「新生産システム」モデル地域における木材の安定供給を確保するためには、森林面積の半数を占める小規模所有者森林からの供給の確保が不可欠である。 しかしながら、小規模所有者は1箇所当りの生産量が小さく、搬出コストが割高であることに加え、林業に所得を依存していないこと等から伐採活動が間断的であり、供給が不安定となる問題がある。 更に、現状では小規模所有者の伐採意向を素材生産事業体に効果的に伝える手段がなく、事業体間に競争が働かない結果、買い手市場の状況にあり、このことが所有者の供給意欲を減退させる一因になっている。 一方、素材生産事業体が安定的に立木を購入しようとしても、資源情報や所有者の伐採意向の情報が入手しにくいため、安定供給が図られにくい実情にある。 このため、小規模所有者を対象とした伐採可能な立木の情報データベースを構築し、供給ストックの確保並びに施業の集約化を図るとともに、事業体に情報を公開し、売り手側(所有者)の立場の強化を図ることにより伐採意欲を促し、木材の安定供給の確保に資することとする。
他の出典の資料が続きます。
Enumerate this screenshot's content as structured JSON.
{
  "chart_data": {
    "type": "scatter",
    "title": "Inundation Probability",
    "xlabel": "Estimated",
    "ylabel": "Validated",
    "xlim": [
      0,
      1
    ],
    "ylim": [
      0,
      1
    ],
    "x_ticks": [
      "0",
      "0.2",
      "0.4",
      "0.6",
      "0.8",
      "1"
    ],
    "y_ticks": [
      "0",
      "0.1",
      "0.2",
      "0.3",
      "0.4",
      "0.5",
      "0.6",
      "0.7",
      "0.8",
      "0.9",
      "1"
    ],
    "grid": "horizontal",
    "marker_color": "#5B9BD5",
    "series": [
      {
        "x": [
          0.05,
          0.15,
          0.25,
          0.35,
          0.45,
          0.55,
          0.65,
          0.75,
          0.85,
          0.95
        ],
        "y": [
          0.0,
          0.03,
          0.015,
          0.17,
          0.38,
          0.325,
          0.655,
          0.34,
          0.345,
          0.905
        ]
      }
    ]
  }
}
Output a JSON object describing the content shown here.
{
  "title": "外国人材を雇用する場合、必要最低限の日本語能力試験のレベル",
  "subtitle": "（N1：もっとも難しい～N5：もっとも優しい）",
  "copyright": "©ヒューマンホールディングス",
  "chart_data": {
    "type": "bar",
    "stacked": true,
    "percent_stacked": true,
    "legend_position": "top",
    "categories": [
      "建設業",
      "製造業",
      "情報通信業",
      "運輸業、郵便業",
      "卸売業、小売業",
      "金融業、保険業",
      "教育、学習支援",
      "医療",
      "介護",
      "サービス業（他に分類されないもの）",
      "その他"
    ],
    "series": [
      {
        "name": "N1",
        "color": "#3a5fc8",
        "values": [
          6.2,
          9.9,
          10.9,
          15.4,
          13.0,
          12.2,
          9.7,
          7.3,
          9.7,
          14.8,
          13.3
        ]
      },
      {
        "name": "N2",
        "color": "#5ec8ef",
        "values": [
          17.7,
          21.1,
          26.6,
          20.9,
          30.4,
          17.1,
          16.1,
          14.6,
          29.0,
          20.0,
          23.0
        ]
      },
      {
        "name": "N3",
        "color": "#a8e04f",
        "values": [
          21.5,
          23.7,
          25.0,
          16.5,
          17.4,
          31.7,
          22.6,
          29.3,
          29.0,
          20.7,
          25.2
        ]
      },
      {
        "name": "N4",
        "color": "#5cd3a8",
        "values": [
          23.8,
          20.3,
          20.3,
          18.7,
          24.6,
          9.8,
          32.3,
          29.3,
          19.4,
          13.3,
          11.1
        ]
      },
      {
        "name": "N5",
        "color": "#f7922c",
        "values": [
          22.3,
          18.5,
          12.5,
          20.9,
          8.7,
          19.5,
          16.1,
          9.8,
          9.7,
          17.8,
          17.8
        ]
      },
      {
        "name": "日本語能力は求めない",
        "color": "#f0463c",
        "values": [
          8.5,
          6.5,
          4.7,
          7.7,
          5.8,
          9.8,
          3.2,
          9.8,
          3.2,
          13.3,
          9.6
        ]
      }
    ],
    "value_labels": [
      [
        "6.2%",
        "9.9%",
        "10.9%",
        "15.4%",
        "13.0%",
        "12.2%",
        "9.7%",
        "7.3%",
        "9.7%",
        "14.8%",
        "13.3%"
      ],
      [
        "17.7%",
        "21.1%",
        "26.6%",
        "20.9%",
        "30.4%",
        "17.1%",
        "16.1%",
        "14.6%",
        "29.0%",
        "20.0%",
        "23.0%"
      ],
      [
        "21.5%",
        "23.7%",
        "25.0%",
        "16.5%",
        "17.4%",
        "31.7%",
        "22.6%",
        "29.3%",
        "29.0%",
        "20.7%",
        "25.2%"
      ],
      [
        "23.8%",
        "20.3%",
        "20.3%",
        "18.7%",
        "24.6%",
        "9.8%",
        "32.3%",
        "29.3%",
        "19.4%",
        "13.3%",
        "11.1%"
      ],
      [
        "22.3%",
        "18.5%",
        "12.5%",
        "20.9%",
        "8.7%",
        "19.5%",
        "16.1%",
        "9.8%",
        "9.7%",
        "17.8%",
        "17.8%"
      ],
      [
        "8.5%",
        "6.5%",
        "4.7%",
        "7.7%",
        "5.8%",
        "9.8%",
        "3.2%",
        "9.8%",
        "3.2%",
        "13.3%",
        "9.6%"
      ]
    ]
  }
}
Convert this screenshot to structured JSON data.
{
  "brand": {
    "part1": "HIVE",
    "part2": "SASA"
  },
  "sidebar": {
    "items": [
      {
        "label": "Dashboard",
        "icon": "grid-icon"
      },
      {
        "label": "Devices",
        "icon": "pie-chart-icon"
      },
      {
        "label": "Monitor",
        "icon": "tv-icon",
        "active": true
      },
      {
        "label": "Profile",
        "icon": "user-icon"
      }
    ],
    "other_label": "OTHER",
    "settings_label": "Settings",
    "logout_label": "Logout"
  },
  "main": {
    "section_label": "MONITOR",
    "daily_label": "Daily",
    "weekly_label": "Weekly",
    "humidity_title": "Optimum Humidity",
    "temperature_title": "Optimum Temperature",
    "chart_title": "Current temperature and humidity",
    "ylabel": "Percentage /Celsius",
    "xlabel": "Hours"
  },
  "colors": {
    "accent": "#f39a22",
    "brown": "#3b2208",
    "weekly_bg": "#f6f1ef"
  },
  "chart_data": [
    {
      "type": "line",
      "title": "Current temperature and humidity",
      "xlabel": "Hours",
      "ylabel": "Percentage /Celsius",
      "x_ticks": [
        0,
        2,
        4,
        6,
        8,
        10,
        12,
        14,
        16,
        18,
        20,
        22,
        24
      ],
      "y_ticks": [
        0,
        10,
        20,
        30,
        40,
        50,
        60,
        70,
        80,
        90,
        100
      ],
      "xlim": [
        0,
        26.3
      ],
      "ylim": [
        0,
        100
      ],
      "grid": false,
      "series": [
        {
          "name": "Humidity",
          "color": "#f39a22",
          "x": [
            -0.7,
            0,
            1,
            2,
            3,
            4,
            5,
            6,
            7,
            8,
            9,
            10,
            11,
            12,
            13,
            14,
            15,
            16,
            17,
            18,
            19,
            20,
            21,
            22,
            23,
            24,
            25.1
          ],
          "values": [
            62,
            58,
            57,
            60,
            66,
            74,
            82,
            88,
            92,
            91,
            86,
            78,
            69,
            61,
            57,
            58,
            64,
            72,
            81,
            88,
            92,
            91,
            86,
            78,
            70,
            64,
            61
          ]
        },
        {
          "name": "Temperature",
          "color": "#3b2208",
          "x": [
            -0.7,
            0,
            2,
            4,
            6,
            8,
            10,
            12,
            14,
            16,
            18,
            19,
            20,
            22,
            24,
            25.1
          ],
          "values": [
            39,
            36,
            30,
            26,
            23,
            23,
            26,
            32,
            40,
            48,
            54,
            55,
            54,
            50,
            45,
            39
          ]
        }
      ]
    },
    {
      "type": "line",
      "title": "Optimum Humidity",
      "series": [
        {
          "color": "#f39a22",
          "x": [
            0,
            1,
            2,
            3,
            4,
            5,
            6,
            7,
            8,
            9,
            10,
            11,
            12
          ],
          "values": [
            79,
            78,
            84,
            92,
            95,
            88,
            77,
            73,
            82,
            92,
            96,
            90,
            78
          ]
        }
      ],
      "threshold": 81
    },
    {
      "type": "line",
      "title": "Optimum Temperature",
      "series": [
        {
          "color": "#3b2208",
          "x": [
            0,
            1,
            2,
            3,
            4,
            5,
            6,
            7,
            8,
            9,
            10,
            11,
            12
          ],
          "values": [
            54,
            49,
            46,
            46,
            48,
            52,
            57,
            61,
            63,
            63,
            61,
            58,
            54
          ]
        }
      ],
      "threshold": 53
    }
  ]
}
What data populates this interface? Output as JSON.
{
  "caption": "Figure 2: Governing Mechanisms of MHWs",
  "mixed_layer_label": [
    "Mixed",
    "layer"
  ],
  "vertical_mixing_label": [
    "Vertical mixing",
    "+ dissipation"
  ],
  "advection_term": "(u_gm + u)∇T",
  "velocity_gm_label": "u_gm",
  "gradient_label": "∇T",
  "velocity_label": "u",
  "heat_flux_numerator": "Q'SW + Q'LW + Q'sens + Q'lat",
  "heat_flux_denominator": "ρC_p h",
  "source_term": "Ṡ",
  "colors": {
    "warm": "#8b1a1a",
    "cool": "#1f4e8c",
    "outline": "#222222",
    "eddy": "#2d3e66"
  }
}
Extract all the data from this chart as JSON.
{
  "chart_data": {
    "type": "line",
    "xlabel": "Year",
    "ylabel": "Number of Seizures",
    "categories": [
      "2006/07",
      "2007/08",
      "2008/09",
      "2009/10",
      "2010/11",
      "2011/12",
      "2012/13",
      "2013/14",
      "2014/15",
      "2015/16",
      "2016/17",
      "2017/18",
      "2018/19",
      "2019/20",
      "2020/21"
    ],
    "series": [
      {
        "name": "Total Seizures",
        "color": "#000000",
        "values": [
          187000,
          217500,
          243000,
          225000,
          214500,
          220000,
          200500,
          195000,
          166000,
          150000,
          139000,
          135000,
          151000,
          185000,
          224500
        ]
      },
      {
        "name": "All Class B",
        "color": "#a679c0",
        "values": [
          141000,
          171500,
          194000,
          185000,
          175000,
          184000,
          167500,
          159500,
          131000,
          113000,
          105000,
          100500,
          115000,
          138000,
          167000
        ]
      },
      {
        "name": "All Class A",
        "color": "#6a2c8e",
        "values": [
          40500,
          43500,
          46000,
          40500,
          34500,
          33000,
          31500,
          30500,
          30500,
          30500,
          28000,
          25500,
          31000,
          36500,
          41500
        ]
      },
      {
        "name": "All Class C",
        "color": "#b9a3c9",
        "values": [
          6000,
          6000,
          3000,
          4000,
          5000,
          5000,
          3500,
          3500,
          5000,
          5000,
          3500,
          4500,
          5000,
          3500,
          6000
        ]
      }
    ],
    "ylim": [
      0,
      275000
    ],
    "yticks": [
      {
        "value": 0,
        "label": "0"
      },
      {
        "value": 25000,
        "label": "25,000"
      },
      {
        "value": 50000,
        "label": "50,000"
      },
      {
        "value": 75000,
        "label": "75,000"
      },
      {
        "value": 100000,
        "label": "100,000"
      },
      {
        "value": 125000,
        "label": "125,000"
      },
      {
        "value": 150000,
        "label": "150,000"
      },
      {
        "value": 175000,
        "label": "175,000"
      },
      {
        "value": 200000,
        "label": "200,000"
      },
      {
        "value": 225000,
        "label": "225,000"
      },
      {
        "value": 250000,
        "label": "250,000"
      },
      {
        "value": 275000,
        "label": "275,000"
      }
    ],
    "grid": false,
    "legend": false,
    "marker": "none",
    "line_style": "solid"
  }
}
@ 小規模所有者に対するデータベースへの伐採(主伐・間伐)情報登録の働きかけ A 所有者が登録を承諾した林分に対する現地調査の実施 B 現地調査に基づくデータベースの設置と立木情報の登録及び素材生産事業体への公開 C 所有者への立木参考価格の提供等
「新生産システム」モデル地域における木材の安定供給を確保するため、小規模所有者を主な対象として、所有者が取引価格やロット等の条件につき立木購入者と合意に達することを条件に伐採の意向を有する立木(以下「伐採可能な立木」という。)の情報(以下「立木情報」という。)にかかるデータベースを構築し、供給ストックの確保並びに施業の集約化を図るとともに、事業体に情報を公開し、売り手側(所有者)の立場の強化を図ることにより伐採意欲を促し、木材の安定供給の確保に資することとする。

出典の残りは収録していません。